RAID arrays provide two key benefits: They can increase both storage I/O (by spreading I/O requests across multiple disks) and storage reliability (by spreading copies of data across multiple disks). However, the extent to which a given RAID array achieves either of these goals depends on how it is configured. There are multiple types of RAID configurations, some of which improve I/O more than others.

In addition, problems with the RAID controller — which is either a physical device or a software utility that manages the RAID array — can lead to slowdowns in I/O.

If you use a RAID array and you’re not achieving your desired I/O, then, you should check the health of the RAID controller while also ensuring that the RAID configuration you’ve selected provides the optimal balance between I/O performance and data reliability for your needs. If you are backing up data separately and don’t need to rely on the RAID array to ensure data integrity, you may wish to migrate to a “RAID 0” setup, which maximizes I/O but provides minimal data redundancy.

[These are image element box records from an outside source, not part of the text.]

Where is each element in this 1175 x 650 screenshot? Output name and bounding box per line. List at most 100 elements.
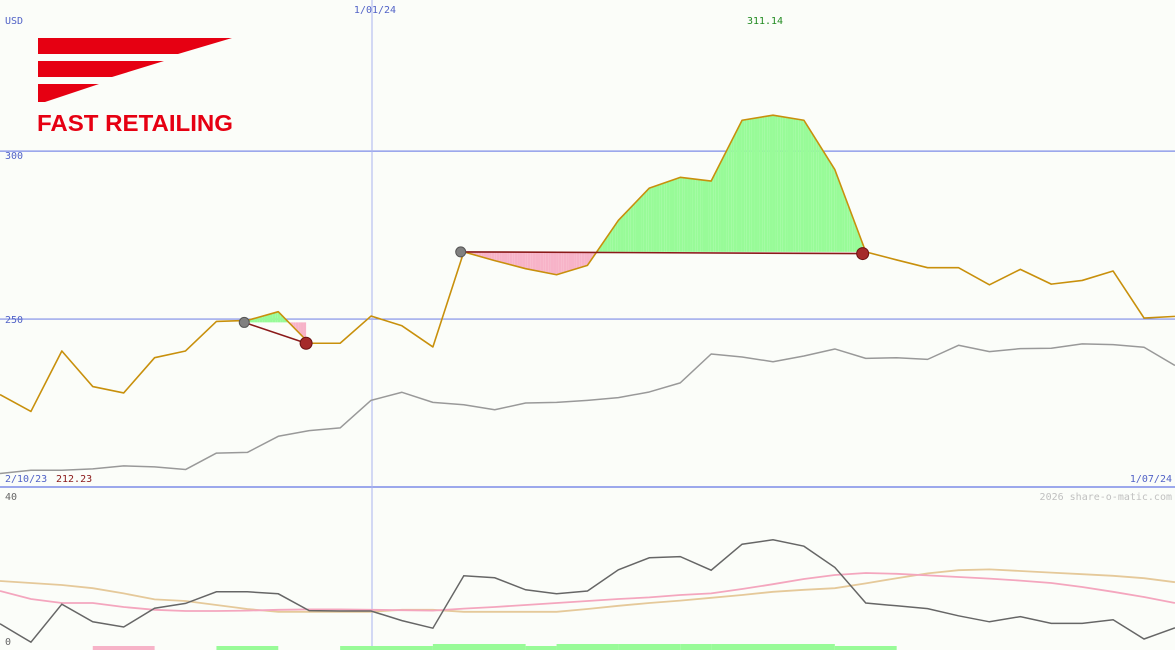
trade-1-exit-marker [299, 336, 313, 350]
ytick-label-300: 300 [5, 151, 23, 162]
trade-2-fill-segment [674, 178, 678, 252]
trade-2-fill-segment [723, 151, 727, 252]
trade-2-fill-segment [550, 251, 554, 275]
brand-logo: FAST RETAILING [37, 38, 233, 136]
trade-2-fill-segment [659, 183, 662, 252]
trade-2-fill-segment [757, 117, 760, 252]
trade-2-fill-segment [795, 118, 799, 252]
trade-2-fill-segment [702, 180, 706, 252]
trade-2-fill-segment [713, 171, 716, 252]
trade-2-fill-segment [749, 118, 752, 252]
trade-2-fill-segment [785, 117, 788, 252]
trade-2-fill-segment [715, 166, 719, 252]
trade-2-fill-segment [805, 123, 809, 252]
signal-bar-1 [92, 646, 155, 650]
trade-2-fill-segment [543, 251, 546, 273]
trade-2-fill-segment [517, 251, 520, 268]
trade-2-fill-segment [790, 118, 794, 252]
logo-stripe-bottom [38, 84, 99, 102]
trade-2-fill-segment [638, 196, 642, 252]
brand-name: FAST RETAILING [37, 110, 233, 136]
copyright-label: 2026 share-o-matic.com [1040, 492, 1172, 503]
grid-layer [0, 0, 1175, 647]
trade-2-fill-segment [671, 179, 675, 252]
trade-2-fill-segment [553, 251, 557, 275]
gain-loss-fills [244, 115, 863, 341]
trade-2-fill-segment [633, 202, 636, 252]
trade-2-fill-segment [661, 182, 665, 252]
trade-2-fill-segment [826, 156, 830, 252]
trade-2-fill-segment [566, 251, 569, 272]
signal-bar-2 [216, 646, 279, 650]
signal-bar-11 [834, 646, 897, 650]
date-marker-label: 1/01/24 [354, 5, 396, 16]
trade-2-fill-segment [656, 184, 660, 252]
trade-2-fill-segment [628, 207, 631, 252]
trade-2-fill-segment [664, 181, 667, 252]
trade-2-fill-segment [677, 177, 680, 252]
trade-2-fill-segment [540, 251, 544, 273]
trade-2-fill-segment [532, 251, 536, 271]
signal-bar-8 [680, 644, 712, 650]
trade-2-fill-segment [561, 251, 564, 274]
trade-2-fill-segment [617, 218, 621, 252]
trade-2-exit-marker [856, 247, 870, 261]
trade-2-entry-marker [455, 246, 467, 258]
trade-2-fill-segment [708, 180, 711, 252]
trade-2-fill-segment [738, 121, 742, 252]
osc-max-label: 40 [5, 492, 17, 503]
signal-bar-10 [773, 644, 835, 650]
series-lines [0, 114, 1175, 475]
trade-2-fill-segment [829, 160, 832, 252]
signal-bar-6 [556, 644, 619, 650]
trade-2-fill-segment [576, 251, 580, 269]
trade-2-fill-segment [836, 175, 840, 252]
trade-2-fill-segment [574, 251, 577, 270]
trade-2-fill-segment [692, 178, 696, 252]
logo-stripe-top [38, 38, 232, 54]
start-date-label: 2/10/23 [5, 474, 47, 485]
trade-1-entry-marker [238, 316, 250, 328]
trade-2-fill-segment [579, 251, 582, 268]
trade-2-fill-segment [787, 117, 791, 252]
trade-2-fill-segment [623, 212, 626, 252]
trade-2-fill-segment [646, 188, 649, 252]
trade-2-fill-segment [816, 139, 819, 252]
trade-2-fill-segment [793, 118, 796, 252]
trade-2-fill-segment [718, 161, 721, 252]
trade-2-fill-segment [731, 136, 734, 252]
trade-2-fill-segment [777, 115, 781, 252]
low-value-label: 212.23 [56, 474, 92, 485]
trade-2-fill-segment [682, 177, 685, 252]
trade-2-fill-segment [501, 251, 505, 264]
trade-2-fill-segment [568, 251, 572, 271]
trade-2-fill-segment [635, 199, 639, 252]
signal-bar-9 [711, 644, 773, 650]
trade-2-fill-segment [782, 116, 786, 252]
trade-2-fill-segment [751, 118, 755, 252]
trade-2-fill-segment [643, 191, 647, 252]
trade-2-fill-segment [545, 251, 549, 274]
trade-2-fill-segment [509, 251, 513, 266]
trade-2-fill-segment [630, 204, 634, 252]
trade-2-fill-segment [679, 177, 683, 252]
trade-2-fill-segment [615, 221, 618, 252]
trade-2-fill-segment [780, 116, 783, 252]
trade-1-fill-segment [272, 312, 276, 323]
trade-2-fill-segment [695, 179, 698, 252]
trade-2-fill-segment [620, 215, 624, 252]
trade-2-fill-segment [762, 116, 765, 252]
trade-2-fill-segment [499, 251, 502, 263]
trade-2-fill-segment [834, 168, 837, 252]
trade-2-fill-segment [764, 116, 768, 252]
trade-2-fill-segment [514, 251, 518, 267]
trade-2-fill-segment [666, 181, 670, 252]
trade-2-fill-segment [548, 251, 551, 274]
trade-2-fill-segment [556, 251, 559, 275]
trade-2-fill-segment [769, 115, 773, 252]
trade-1-fill-segment [275, 311, 278, 323]
trade-2-fill-segment [744, 119, 747, 252]
trade-2-fill-segment [772, 115, 776, 252]
trade-2-fill-segment [824, 152, 827, 252]
logo-stripe-middle [38, 61, 164, 77]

#5. Storage hardware failure

The final major cause of slow storage I/O is problems with individual storage devices. As hard drives become older, they become less and less likely to achieve their maximum theoretical I/O rates, even if the disks remain healthy in the sense that they are not experiencing I/O errors. The temperature of disks can also impact I/O latency. And when disks do wear out to the point that they begin experiencing I/O errors, I/O latency will increase because each failed I/O request needs to be repeated until it succeeds.

The takeaway here is that it’s important to monitor the health of physical storage media by tracking metrics such as disk age and operating temperature. You can also use so-called S.M.A.R.T. utilities to evaluate the health of disks and detect signs of aging. Older disks should, of course, be replaced before they deteriorate to the point that I/O declines precipitously.

The I/O rates you need

Achieving optimal I/O for storage requires more than just purchasing storage devices that promise the desired I/O rates. You must also carefully monitor and manage the software and network infrastructure with which your disks interact, while also ensuring that virtual storage and RAID arrays are properly configured. Maintaining the health of physical devices is critical, too, for ensuring that you reap maximum returns on your investment in storage infrastructure.